Phoebe filled me in as she continued to walk laps. I brought her some juice. I thought stopping to drink and swallow might interrupt the advance of hyperventilating. It worked for a little while. I asked a few more questions and Phoebe answered.
Here’s another skill deep love requires. Shutting up. The ability to know when to shut up and to actually do it is closely tied to waiting. This ability doesn’t come naturally to me. I’m still struggling with it. Timing can be so important.
This late Sunday afternoon I lost the struggle. I had shut up for a long time. I had been careful not to push, not to judge. I had been waiting for the crisis to pass. Until this sultry August evening. This time I said I was angry and frustrated. I told Phoebe what I’d like to do and say if I hadn’t been raised with good manners. I called someone she cares about a pussy. I called other people insane. I also asked her forgiveness. I told her that I felt like I was watching her bleed and that I felt I could do nothing to stop the bleeding. It was not her my anger and frustration were directed at, but at the sources of her profound unhappiness. “Forgive me for not being diplomatic,” I said. “Please.”
She stopped pacing and looked me in the face for the first time. “It’s okay,” she said. Her cell phone rang and I went inside to give her privacy. Later, she sought me out and told me things were better. She was, in fact, happy. Everything would be fine and resolved in September.
“What’s changed?” I asked.
She shrugged. It didn’t matter. She was happy, that was enough. This time instead of asking more questions, I shut up.
Because I remembered that years ago when Phoebe was in preschool, she and her friends were playing while a couple of other mothers and I sat and watched.
“Phoebe is just your Mini Me,” Jessie said.
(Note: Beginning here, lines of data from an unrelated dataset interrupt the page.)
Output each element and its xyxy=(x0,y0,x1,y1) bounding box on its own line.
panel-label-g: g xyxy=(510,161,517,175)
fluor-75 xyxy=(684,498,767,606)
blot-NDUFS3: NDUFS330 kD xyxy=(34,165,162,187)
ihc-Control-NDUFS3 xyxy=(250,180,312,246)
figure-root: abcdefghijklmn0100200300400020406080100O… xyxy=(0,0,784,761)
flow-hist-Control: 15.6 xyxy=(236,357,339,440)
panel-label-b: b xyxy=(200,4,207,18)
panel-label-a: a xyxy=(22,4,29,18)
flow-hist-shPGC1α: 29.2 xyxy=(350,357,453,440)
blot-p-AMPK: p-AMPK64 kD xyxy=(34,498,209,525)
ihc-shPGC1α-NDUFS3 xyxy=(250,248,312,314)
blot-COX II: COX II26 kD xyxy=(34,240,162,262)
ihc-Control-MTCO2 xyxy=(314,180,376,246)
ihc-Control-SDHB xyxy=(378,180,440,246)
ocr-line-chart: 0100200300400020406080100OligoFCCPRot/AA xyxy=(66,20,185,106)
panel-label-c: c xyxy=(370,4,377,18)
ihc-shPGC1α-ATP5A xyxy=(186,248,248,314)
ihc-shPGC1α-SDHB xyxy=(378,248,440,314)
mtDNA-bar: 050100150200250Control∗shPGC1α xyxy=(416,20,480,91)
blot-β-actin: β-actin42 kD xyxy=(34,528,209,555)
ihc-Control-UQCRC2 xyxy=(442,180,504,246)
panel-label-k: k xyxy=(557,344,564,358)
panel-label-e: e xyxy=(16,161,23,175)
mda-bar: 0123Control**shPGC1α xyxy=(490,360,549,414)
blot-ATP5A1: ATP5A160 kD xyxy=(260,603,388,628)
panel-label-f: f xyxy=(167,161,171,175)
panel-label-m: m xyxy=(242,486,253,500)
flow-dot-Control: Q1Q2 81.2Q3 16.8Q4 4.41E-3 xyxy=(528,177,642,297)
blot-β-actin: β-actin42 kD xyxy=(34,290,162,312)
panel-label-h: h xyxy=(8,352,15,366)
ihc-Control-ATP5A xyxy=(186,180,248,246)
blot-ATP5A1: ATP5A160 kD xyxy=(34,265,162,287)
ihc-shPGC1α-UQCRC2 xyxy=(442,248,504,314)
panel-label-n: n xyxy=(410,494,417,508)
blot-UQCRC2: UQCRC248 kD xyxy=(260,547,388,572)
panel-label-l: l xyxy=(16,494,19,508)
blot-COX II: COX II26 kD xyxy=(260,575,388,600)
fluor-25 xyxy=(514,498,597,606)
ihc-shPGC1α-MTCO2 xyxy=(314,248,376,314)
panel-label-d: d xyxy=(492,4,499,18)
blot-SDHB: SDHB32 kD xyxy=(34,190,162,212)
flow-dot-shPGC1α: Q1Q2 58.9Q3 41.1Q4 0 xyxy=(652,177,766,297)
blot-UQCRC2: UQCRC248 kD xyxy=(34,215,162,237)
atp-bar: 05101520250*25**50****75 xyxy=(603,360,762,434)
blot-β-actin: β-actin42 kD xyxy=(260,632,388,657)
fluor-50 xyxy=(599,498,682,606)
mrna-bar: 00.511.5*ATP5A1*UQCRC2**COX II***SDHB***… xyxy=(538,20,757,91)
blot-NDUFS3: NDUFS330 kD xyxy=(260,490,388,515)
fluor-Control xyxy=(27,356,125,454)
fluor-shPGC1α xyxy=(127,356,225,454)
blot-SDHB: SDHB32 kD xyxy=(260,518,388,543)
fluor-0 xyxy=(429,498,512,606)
“We share the same soul,” I told her.
Phoebe looked up from drawing a mandala in the sand. She’s always been an artist.
“I want my own soul,” she insisted.
I laughed. “Okay.”
And I remembered that when she was a little older, Phoebe and I were playing outside on another late sunny summer afternoon. Our shadows were long and sharply defined on the sand around the swings.
“Let’s share shadows!” Phoebe said.
So, I stood behind her as she sat in the swing and we became one shadow with many moving parts. Then I pushed her and our shadows separated soundlessly only to merge again briefly and leave once more.
Phoebe told me a couple of days ago, “It’s hard to wait until the end of September.”
“It must be,” I said. “It must feel like forever.”
What I think, is Phoebe is waiting for September and it is hard. Learning how to wait is very hard. She has regained her optimism and works to hold on to it. I am waiting with her for September, without optimism, but not without hope. I hope the end of September will be worth the wait. And I will try to shut up, try remember that Phoebe’s soul belongs to her, but that I may, from time to time, be invited to share shadows.